The U.S. requested an emergency meeting of the United Nations Security Council on October 25. U.S. Ambassador to the United Nations Adlai Stevenson confronted Soviet Ambassador Valerian Zorin in an emergency meeting of the Security Council, challenging him to admit the existence of the missiles. The next day at 10 p.m. EST, the U.S. raised the readiness level of SAC forces to DEFCON 2, indicating “next step to nuclear war,” and one step away from “nuclear war imminent.” For the only confirmed time in U.S. history, while B-52 bombers went on continuous airborne alert, B-47 medium bombers were dispersed to various military and civilian airfields and prepared for takeoff, fully equipped with nuclear warheads, on 15 minutes’ notice.
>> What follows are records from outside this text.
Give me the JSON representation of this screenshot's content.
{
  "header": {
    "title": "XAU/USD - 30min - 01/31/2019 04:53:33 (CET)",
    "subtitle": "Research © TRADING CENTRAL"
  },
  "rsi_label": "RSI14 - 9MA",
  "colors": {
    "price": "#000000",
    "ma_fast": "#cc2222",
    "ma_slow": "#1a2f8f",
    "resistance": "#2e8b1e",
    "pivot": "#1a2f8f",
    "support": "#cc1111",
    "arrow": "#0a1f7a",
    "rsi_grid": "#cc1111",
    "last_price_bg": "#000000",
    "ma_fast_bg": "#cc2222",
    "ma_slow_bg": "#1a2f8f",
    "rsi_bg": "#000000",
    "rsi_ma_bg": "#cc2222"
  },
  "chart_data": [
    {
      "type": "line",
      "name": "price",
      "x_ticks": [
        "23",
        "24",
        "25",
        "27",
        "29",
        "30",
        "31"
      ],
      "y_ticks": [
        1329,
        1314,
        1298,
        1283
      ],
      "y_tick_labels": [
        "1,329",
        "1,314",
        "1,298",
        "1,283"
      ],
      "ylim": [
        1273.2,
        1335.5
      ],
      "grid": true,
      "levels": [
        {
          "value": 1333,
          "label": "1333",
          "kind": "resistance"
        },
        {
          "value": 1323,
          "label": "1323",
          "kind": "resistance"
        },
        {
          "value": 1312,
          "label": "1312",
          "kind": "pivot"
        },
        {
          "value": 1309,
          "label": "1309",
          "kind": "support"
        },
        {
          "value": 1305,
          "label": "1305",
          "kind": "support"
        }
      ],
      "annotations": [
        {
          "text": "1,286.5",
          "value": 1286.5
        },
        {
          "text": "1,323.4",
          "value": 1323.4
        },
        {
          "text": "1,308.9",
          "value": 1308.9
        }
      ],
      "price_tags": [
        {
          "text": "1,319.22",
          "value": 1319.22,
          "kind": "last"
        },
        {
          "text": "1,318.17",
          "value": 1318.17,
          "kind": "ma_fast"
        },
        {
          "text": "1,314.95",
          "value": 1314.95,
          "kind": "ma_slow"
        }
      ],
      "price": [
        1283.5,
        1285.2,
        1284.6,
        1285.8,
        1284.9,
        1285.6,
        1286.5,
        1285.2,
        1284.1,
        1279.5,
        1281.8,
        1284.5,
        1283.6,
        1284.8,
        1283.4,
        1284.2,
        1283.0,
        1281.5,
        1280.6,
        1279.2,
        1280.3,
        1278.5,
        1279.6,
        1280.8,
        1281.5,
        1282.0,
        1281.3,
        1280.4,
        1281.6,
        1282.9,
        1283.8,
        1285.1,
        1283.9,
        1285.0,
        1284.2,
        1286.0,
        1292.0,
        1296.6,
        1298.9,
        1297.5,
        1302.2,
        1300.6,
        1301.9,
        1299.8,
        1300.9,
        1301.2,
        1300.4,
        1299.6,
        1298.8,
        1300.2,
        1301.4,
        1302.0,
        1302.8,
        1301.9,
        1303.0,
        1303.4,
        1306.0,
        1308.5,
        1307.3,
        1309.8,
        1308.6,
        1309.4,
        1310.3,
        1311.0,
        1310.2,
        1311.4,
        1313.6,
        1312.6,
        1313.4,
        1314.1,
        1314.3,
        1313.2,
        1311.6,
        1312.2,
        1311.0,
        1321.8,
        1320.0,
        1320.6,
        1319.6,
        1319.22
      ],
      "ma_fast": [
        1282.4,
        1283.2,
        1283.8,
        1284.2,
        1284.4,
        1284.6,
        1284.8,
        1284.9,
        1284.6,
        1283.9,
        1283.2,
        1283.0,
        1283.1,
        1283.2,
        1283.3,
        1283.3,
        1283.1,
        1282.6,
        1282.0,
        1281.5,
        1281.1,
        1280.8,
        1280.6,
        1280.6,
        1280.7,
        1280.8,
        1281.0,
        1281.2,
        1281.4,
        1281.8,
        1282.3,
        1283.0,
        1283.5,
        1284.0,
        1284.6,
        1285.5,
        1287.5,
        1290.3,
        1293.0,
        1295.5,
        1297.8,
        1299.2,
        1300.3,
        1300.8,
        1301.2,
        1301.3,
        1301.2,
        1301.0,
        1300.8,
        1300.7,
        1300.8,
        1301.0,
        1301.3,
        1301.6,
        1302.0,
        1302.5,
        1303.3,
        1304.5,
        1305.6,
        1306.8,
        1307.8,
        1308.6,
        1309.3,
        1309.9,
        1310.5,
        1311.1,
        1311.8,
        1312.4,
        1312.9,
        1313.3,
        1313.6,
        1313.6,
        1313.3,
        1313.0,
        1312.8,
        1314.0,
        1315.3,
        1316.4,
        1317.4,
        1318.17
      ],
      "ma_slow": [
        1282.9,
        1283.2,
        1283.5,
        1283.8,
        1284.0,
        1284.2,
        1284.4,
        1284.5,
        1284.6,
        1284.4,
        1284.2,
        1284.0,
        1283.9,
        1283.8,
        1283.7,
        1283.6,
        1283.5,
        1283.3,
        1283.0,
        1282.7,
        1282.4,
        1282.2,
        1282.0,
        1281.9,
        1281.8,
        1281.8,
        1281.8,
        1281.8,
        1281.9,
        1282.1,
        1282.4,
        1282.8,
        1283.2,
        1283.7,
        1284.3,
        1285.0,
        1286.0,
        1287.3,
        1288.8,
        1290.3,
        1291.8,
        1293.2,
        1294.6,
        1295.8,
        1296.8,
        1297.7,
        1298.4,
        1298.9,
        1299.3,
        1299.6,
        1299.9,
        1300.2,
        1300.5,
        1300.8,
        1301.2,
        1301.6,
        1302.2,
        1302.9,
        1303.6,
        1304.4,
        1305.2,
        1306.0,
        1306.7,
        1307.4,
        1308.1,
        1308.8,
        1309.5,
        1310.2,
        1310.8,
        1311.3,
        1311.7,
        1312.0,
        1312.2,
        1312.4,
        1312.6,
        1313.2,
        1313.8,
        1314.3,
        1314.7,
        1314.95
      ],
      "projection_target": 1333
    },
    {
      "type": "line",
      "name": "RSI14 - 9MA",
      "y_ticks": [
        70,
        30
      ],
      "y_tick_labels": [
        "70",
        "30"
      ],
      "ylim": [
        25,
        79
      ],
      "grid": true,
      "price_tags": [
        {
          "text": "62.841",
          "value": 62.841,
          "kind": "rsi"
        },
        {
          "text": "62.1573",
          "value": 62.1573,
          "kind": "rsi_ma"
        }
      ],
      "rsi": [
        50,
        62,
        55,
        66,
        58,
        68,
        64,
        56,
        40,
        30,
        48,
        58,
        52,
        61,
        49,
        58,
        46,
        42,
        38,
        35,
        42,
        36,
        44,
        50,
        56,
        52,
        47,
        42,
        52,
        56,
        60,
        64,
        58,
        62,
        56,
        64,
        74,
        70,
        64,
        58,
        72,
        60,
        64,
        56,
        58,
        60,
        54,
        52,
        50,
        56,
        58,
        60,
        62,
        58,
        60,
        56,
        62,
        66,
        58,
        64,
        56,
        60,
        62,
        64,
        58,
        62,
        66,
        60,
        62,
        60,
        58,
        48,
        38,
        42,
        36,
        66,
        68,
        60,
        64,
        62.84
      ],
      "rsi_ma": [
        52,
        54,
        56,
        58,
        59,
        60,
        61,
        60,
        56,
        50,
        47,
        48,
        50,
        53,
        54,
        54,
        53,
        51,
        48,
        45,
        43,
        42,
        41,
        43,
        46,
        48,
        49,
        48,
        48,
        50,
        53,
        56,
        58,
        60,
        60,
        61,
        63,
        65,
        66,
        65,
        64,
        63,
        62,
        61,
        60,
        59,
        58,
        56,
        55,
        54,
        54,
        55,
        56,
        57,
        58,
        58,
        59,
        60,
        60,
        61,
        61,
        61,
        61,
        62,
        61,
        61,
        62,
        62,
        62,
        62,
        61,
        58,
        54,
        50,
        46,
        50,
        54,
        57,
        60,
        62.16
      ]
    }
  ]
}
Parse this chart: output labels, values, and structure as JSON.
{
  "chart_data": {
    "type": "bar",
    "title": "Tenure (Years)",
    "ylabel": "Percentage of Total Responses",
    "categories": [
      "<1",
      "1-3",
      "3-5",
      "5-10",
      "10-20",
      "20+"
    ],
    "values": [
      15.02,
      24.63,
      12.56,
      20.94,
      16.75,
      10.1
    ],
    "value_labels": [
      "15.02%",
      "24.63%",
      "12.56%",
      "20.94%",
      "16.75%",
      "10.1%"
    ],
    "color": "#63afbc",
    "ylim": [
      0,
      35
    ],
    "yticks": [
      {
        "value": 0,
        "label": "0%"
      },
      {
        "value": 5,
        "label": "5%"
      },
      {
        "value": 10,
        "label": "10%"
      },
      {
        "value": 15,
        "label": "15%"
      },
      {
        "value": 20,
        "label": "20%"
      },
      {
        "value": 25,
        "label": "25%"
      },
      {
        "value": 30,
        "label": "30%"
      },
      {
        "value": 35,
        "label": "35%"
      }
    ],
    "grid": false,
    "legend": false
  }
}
At this point, the crisis was ostensibly at a stalemate. The USSR had shown no indication that they would back down and in fact made several comments to the contrary. The U.S. had no reason to believe otherwise and was in the early stages of preparing for an invasion along with a nuclear strike on the Soviet Union in case it responded militarily as expected.
Crisis Resolution
The crisis continued with Cuba preparing for invasion until October 27 when, after much deliberation between the Soviet Union and Kennedy’s cabinet, Kennedy secretly agreed to remove all missiles set in southern Italy and in Turkey, the latter on the border of the Soviet Union, in exchange for Khrushchev’s removal of all missiles in Cuba. At 9 a.m. EST on October 28, a new message from Khrushchev was broadcast on Radio Moscow in which he stated that “the Soviet government, in addition to previously issued instructions on the cessation of further work at the building sites for the weapons, has issued a new order on the dismantling of the weapons which you describe as ‘offensive’ and their crating and return to the Soviet Union.” Kennedy immediately responded, issuing a statement calling the letter “an important and constructive contribution to peace.” He continued this with a formal letter:
I consider my letter to you of October twenty-seventh and your reply of today as firm undertakings on the part of both our governments which should be promptly carried out … The US will make a statement in the framework of the Security Council in reference to Cuba as follows: it will declare that the United States of America will respect the inviolability of Cuban borders, its sovereignty, that it take the pledge not to interfere in internal affairs, not to intrude themselves and not to permit our territory to be used as a bridgehead for the invasion of Cuba, and will restrain those who would plan to carry an aggression against Cuba, either from US territory or from the territory of other countries neighboring to Cuba.
The compromise embarrassed Khrushchev and the Soviet Union because the withdrawal of U.S. missiles from Italy and Turkey was a secret deal between Kennedy and Khrushchev. Khrushchev went to Kennedy thinking that the crisis was getting out of hand. The Soviets were seen as retreating from circumstances they had started. Khrushchev’s fall from power two years later was in part because of the Politburo embarrassment at both Khrushchev’s eventual concessions to the U.S. and his ineptitude in precipitating the crisis in the first place. According to Dobrynin, the top Soviet leadership took the Cuban outcome as “a blow to its prestige bordering on humiliation.”